Some lawmakers are unhappy with the North American Free Trade Agreement, which has been sharply criticized by labor leaders and environmentalists and is expected to be the model for any trade agreements the administration negotiates with Chile.

The surge in exports to Mexico is one turnabout that could help the administration politically in coming weeks. The June figures also show improvements in the deficit with the other NAFTA partner, Canada; the gap edged down to $1.4 billion, from $1.5 billion in May.

At the same time, however, in another sore point for the administration, the U.S. trade deficit with China worsened over the month, jumping to $4.3 billion--the second-highest level on record--from $3.8 billion in May. The deficit with China exceeded the deficit with Japan for the fourth time in history.

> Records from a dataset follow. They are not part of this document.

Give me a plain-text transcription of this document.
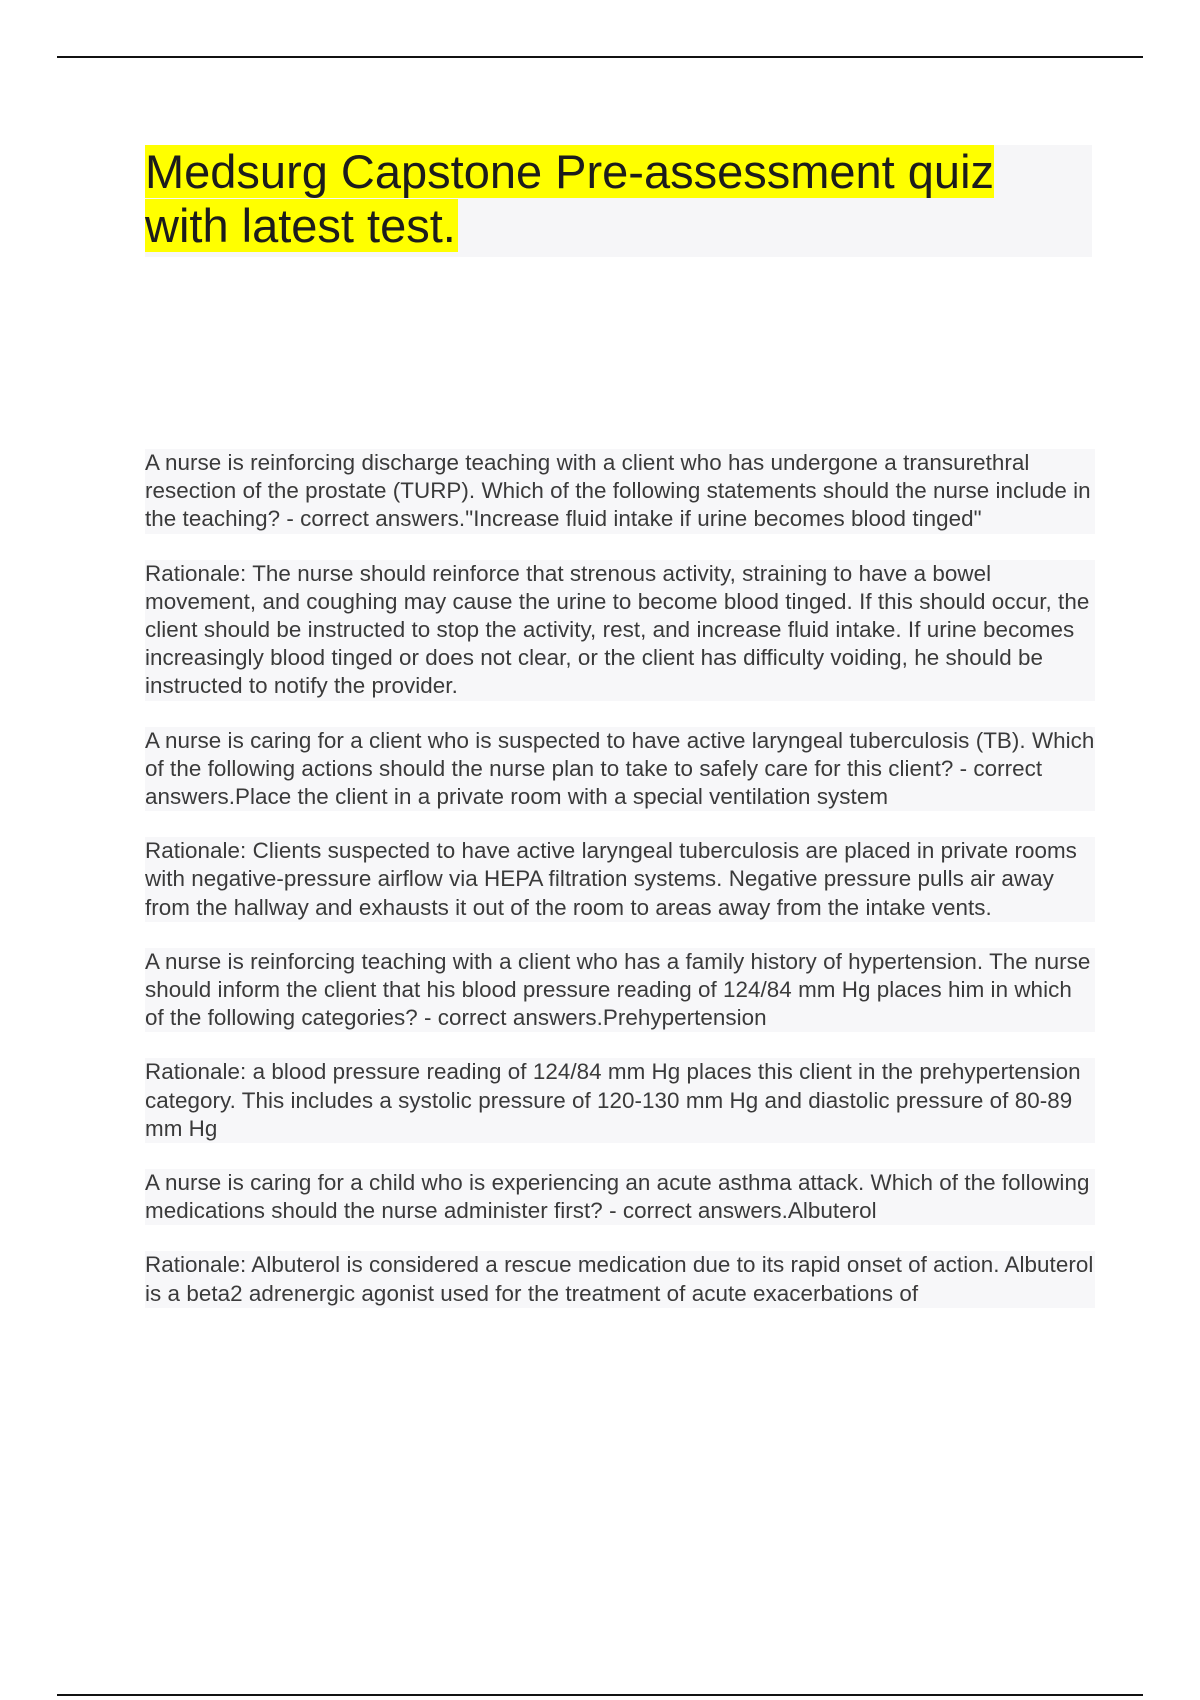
Medsurg Capstone Pre-assessment quiz with latest test.

A nurse is reinforcing discharge teaching with a client who has undergone a transurethral resection of the prostate (TURP). Which of the following statements should the nurse include in the teaching? - correct answers."Increase fluid intake if urine becomes blood tinged"

Rationale: The nurse should reinforce that strenous activity, straining to have a bowel movement, and coughing may cause the urine to become blood tinged. If this should occur, the client should be instructed to stop the activity, rest, and increase fluid intake. If urine becomes increasingly blood tinged or does not clear, or the client has difficulty voiding, he should be instructed to notify the provider.

A nurse is caring for a client who is suspected to have active laryngeal tuberculosis (TB). Which of the following actions should the nurse plan to take to safely care for this client? - correct answers.Place the client in a private room with a special ventilation system

Rationale: Clients suspected to have active laryngeal tuberculosis are placed in private rooms with negative-pressure airflow via HEPA filtration systems. Negative pressure pulls air away from the hallway and exhausts it out of the room to areas away from the intake vents.

A nurse is reinforcing teaching with a client who has a family history of hypertension. The nurse should inform the client that his blood pressure reading of 124/84 mm Hg places him in which of the following categories? - correct answers.Prehypertension

Rationale: a blood pressure reading of 124/84 mm Hg places this client in the prehypertension category. This includes a systolic pressure of 120-130 mm Hg and diastolic pressure of 80-89 mm Hg

A nurse is caring for a child who is experiencing an acute asthma attack. Which of the following medications should the nurse administer first? - correct answers.Albuterol

Rationale: Albuterol is considered a rescue medication due to its rapid onset of action. Albuterol is a beta2 adrenergic agonist used for the treatment of acute exacerbations of
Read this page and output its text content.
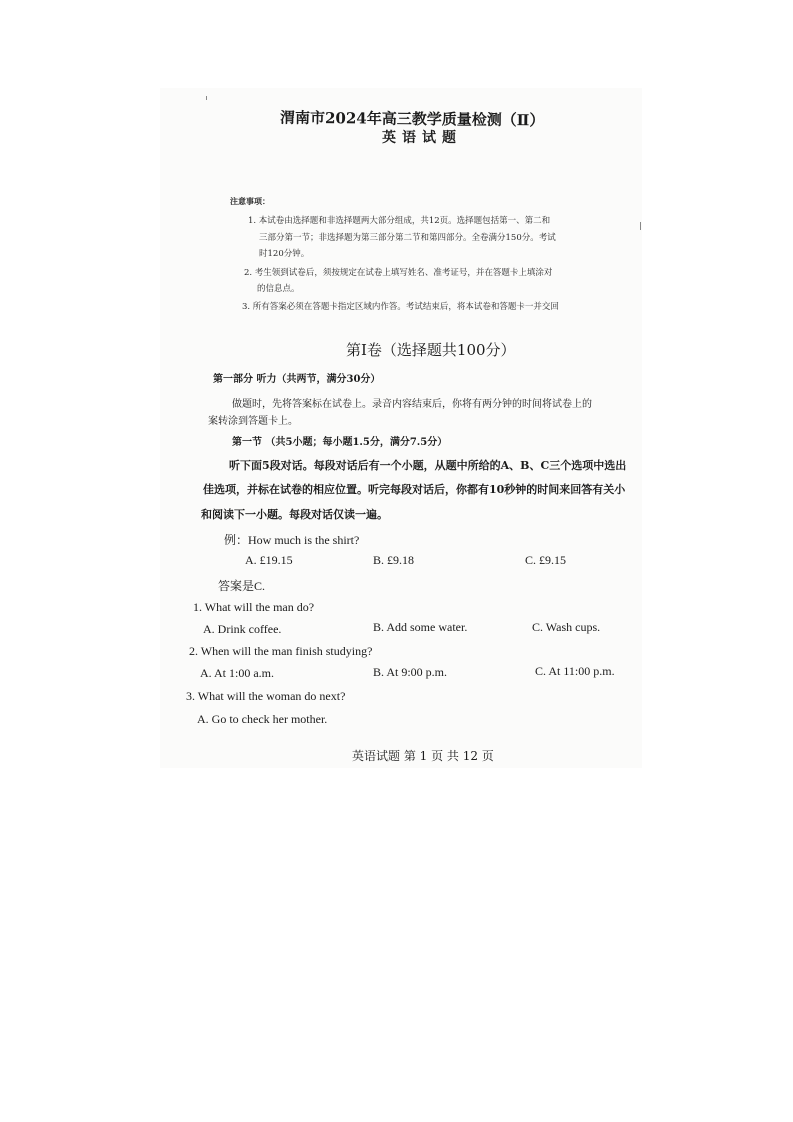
渭南市2024年高三教学质量检测（Ⅱ）
英语试题
注意事项：
1. 本试卷由选择题和非选择题两大部分组成，共12页。选择题包括第一、第二和
三部分第一节；非选择题为第三部分第二节和第四部分。全卷满分150分。考试
时120分钟。
2. 考生领到试卷后，须按规定在试卷上填写姓名、准考证号，并在答题卡上填涂对
的信息点。
3. 所有答案必须在答题卡指定区域内作答。考试结束后，将本试卷和答题卡一并交回
第Ⅰ卷（选择题共100分）
第一部分 听力（共两节，满分30分）
做题时，先将答案标在试卷上。录音内容结束后，你将有两分钟的时间将试卷上的
案转涂到答题卡上。
第一节 （共5小题；每小题1.5分，满分7.5分）
听下面5段对话。每段对话后有一个小题，从题中所给的A、B、C三个选项中选出
佳选项，并标在试卷的相应位置。听完每段对话后，你都有10秒钟的时间来回答有关小
和阅读下一小题。每段对话仅读一遍。
例：How much is the shirt?
A. £19.15	B. £9.18	C. £9.15
答案是C.
1. What will the man do?
A. Drink coffee.	B. Add some water.	C. Wash cups.
2. When will the man finish studying?
A. At 1:00 a.m.	B. At 9:00 p.m.	C. At 11:00 p.m.
3. What will the woman do next?
A. Go to check her mother.
英语试题 第 1 页 共 12 页
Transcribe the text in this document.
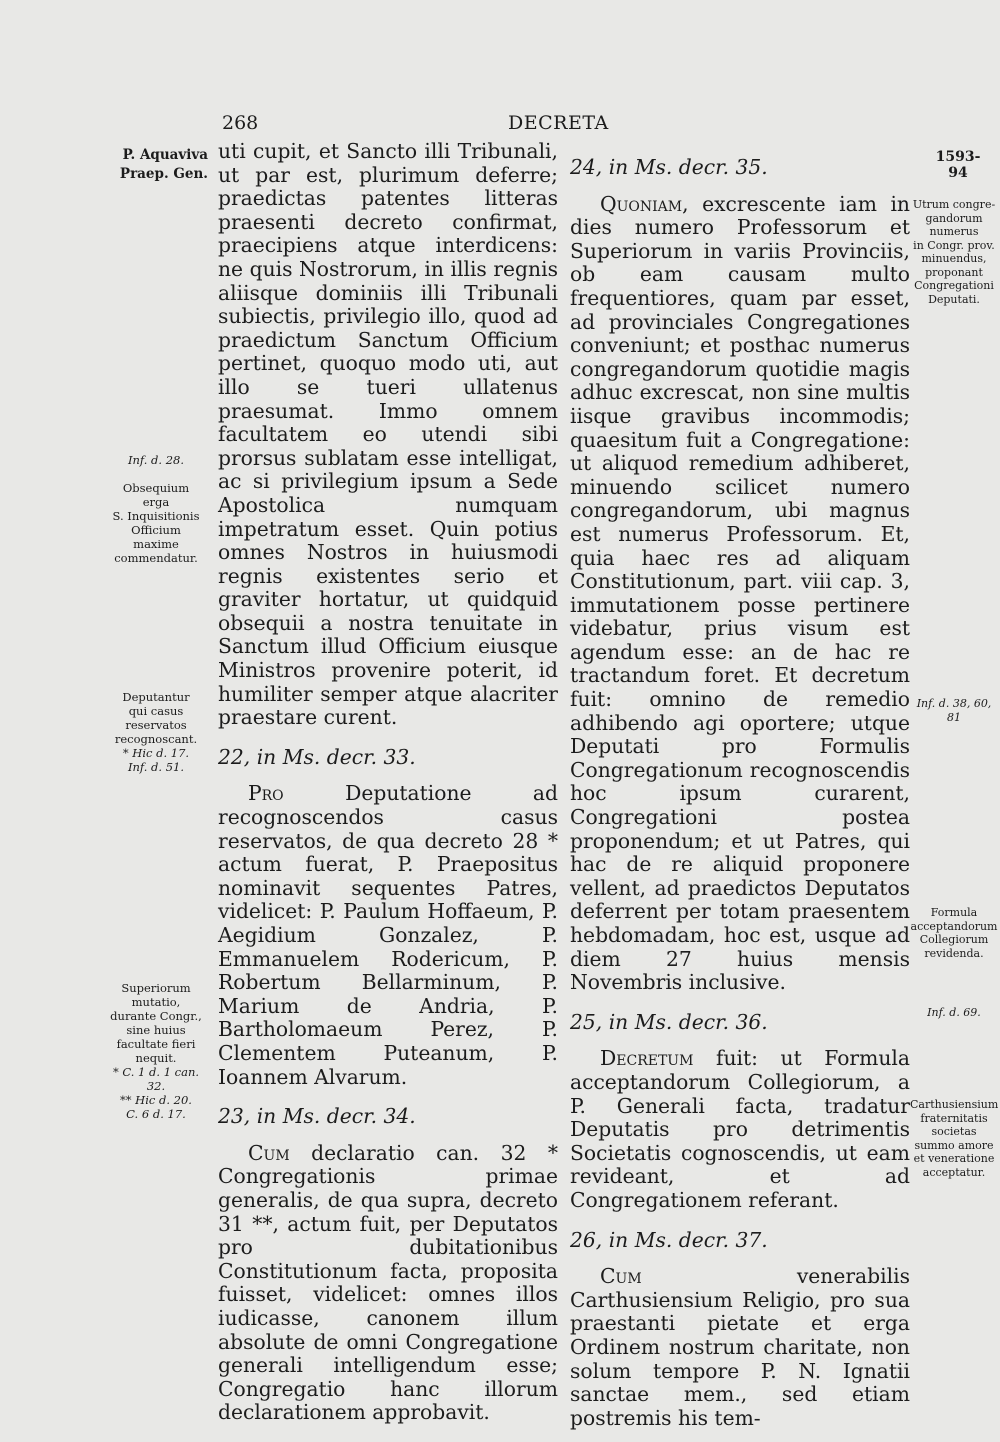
268	DECRETA
P. Aquaviva
Praep. Gen.
1593-94

uti cupit, et Sancto illi Tribunali, ut par est, plurimum deferre; praedictas patentes litteras praesenti decreto confirmat, praecipiens atque interdicens: ne quis Nostrorum, in illis regnis aliisque dominiis illi Tribunali subiectis, privilegio illo, quod ad praedictum Sanctum Officium pertinet, quoquo modo uti, aut illo se tueri ullatenus praesumat. Immo omnem facultatem eo utendi sibi prorsus sublatam esse intelligat, ac si privilegium ipsum a Sede Apostolica numquam impetratum esset. Quin potius omnes Nostros in huiusmodi regnis existentes serio et graviter hortatur, ut quidquid obsequii a nostra tenuitate in Sanctum illud Officium eiusque Ministros provenire poterit, id humiliter semper atque alacriter praestare curent.

22, in Ms. decr. 33.

Pro	Deputatione ad recognoscendos casus reservatos, de qua decreto 28 * actum fuerat, P. Praepositus nominavit sequentes Patres, videlicet: P. Paulum Hoffaeum, P. Aegidium Gonzalez, P. Emmanuelem Rodericum, P. Robertum Bellarminum, P. Marium de Andria, P. Bartholomaeum Perez, P. Clementem Puteanum, P. Ioannem Alvarum.

23, in Ms. decr. 34.

Cum declaratio can. 32 * Congregationis primae generalis, de qua supra, decreto 31 **, actum fuit, per Deputatos pro dubitationibus Constitutionum facta, proposita fuisset, videlicet: omnes illos iudicasse, canonem illum absolute de omni Congregatione generali intelligendum esse; Congregatio hanc illorum declarationem approbavit.

24, in Ms. decr. 35.

Quoniam, excrescente iam in dies numero Professorum et Superiorum in variis Provinciis, ob eam causam multo frequentiores, quam par esset, ad provinciales Congregationes conveniunt; et posthac numerus congregandorum quotidie magis adhuc excrescat, non sine multis iisque gravibus incommodis; quaesitum fuit a Congregatione: ut aliquod remedium adhiberet, minuendo scilicet numero congregandorum, ubi magnus est numerus Professorum. Et, quia haec res ad aliquam Constitutionum, part. viii cap. 3, immutationem posse pertinere videbatur, prius visum est agendum esse: an de hac re tractandum foret. Et decretum fuit: omnino de remedio adhibendo agi oportere; utque Deputati pro Formulis Congregationum recognoscendis hoc ipsum curarent, Congregationi postea proponendum; et ut Patres, qui hac de re aliquid proponere vellent, ad praedictos Deputatos deferrent per totam praesentem hebdomadam, hoc est, usque ad diem 27 huius mensis Novembris inclusive.

25, in Ms. decr. 36.

Decretum fuit: ut Formula acceptandorum Collegiorum, a P. Generali facta, tradatur Deputatis pro detrimentis Societatis cognoscendis, ut eam revideant, et ad Congregationem referant.

26, in Ms. decr. 37.

Cum	venerabilis Carthusiensium Religio, pro sua praestanti pietate et erga Ordinem nostrum charitate, non solum tempore P. N. Ignatii sanctae mem., sed etiam postremis his tem-

Inf. d. 28.
Obsequium
erga
S. Inquisitionis
Officium
maxime
commendatur.
Deputantur
qui casus
reservatos
recognoscant.
* Hic d. 17.
Inf. d. 51.
Superiorum
mutatio,
durante Congr.,
sine huius
facultate fieri
nequit.
* C. 1 d. 1 can. 32.
** Hic d. 20.
C. 6 d. 17.
Utrum congre-
gandorum
numerus
in Congr. prov.
minuendus,
proponant
Congregationi
Deputati.
Inf. d. 38, 60, 81
Formula
acceptandorum
Collegiorum
revidenda.
Inf. d. 69.
Carthusiensium
fraternitatis
societas
summo amore
et veneratione
acceptatur.
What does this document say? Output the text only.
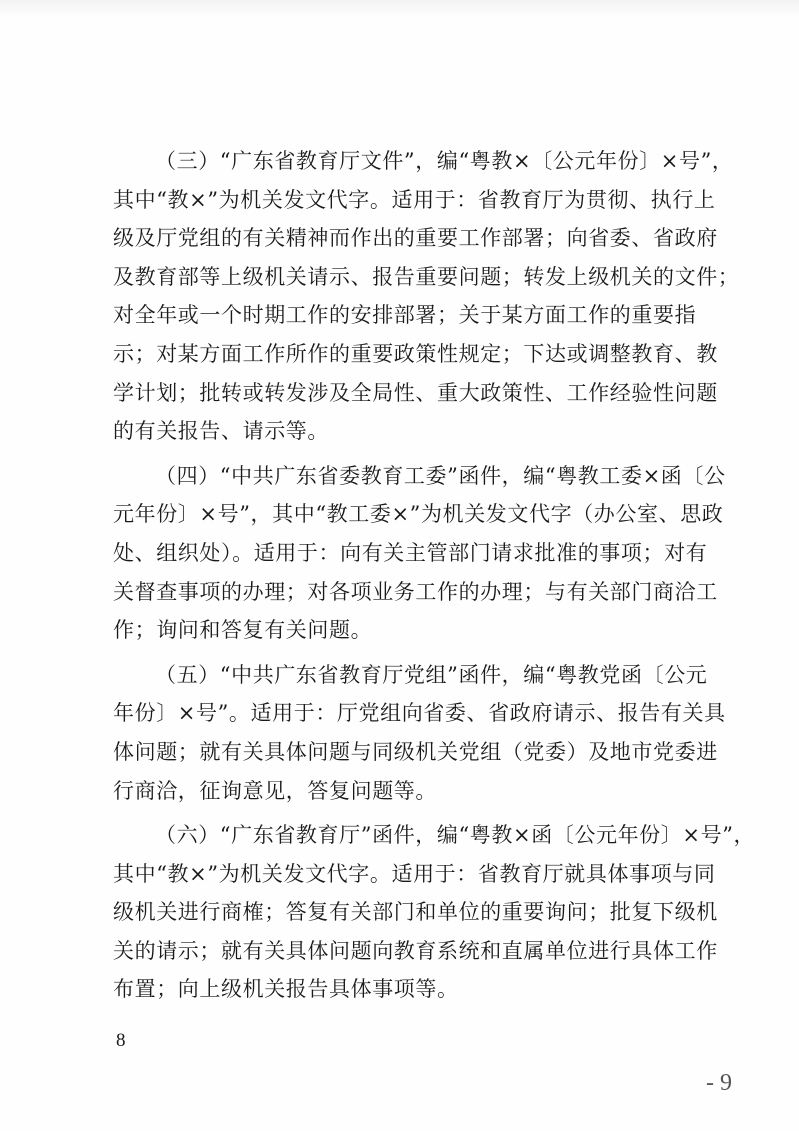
（三）“广东省教育厅文件”，编“粤教×〔公元年份〕×号”，
其中“教×”为机关发文代字。适用于：省教育厅为贯彻、执行上
级及厅党组的有关精神而作出的重要工作部署；向省委、省政府
及教育部等上级机关请示、报告重要问题；转发上级机关的文件；
对全年或一个时期工作的安排部署；关于某方面工作的重要指
示；对某方面工作所作的重要政策性规定；下达或调整教育、教
学计划；批转或转发涉及全局性、重大政策性、工作经验性问题
的有关报告、请示等。
（四）“中共广东省委教育工委”函件，编“粤教工委×函〔公
元年份〕×号”，其中“教工委×”为机关发文代字（办公室、思政
处、组织处）。适用于：向有关主管部门请求批准的事项；对有
关督查事项的办理；对各项业务工作的办理；与有关部门商洽工
作；询问和答复有关问题。
（五）“中共广东省教育厅党组”函件，编“粤教党函〔公元
年份〕×号”。适用于：厅党组向省委、省政府请示、报告有关具
体问题；就有关具体问题与同级机关党组（党委）及地市党委进
行商洽，征询意见，答复问题等。
（六）“广东省教育厅”函件，编“粤教×函〔公元年份〕×号”，
其中“教×”为机关发文代字。适用于：省教育厅就具体事项与同
级机关进行商榷；答复有关部门和单位的重要询问；批复下级机
关的请示；就有关具体问题向教育系统和直属单位进行具体工作
布置；向上级机关报告具体事项等。
8
- 9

The trade deficit with Japan also widened in June, rising to $4.05 billion, from $3.6 billion in May, mainly as a result of increasing U.S. purchases of Japanese automobiles, as the rise in the value of the dollar against the Japanese yen made imports from that country cheaper.

Advertisement

Wednesday’s report shows that overall, U.S. imports declined during June, dropping by 0.7%, or $600 million, to $86.58 billion--their first decline in eight months. Exports surged by 0.9%, or $700 million, to a record $78.42 billion.

The figures indicated that the major factor in the decline in imports was a falloff in U.S. foreign petroleum purchases, reflecting a stockpiling of oil in U.S. reserve tanks following last year’s shortage.

Exports rose in virtually every sector of the economy, particularly in capital goods.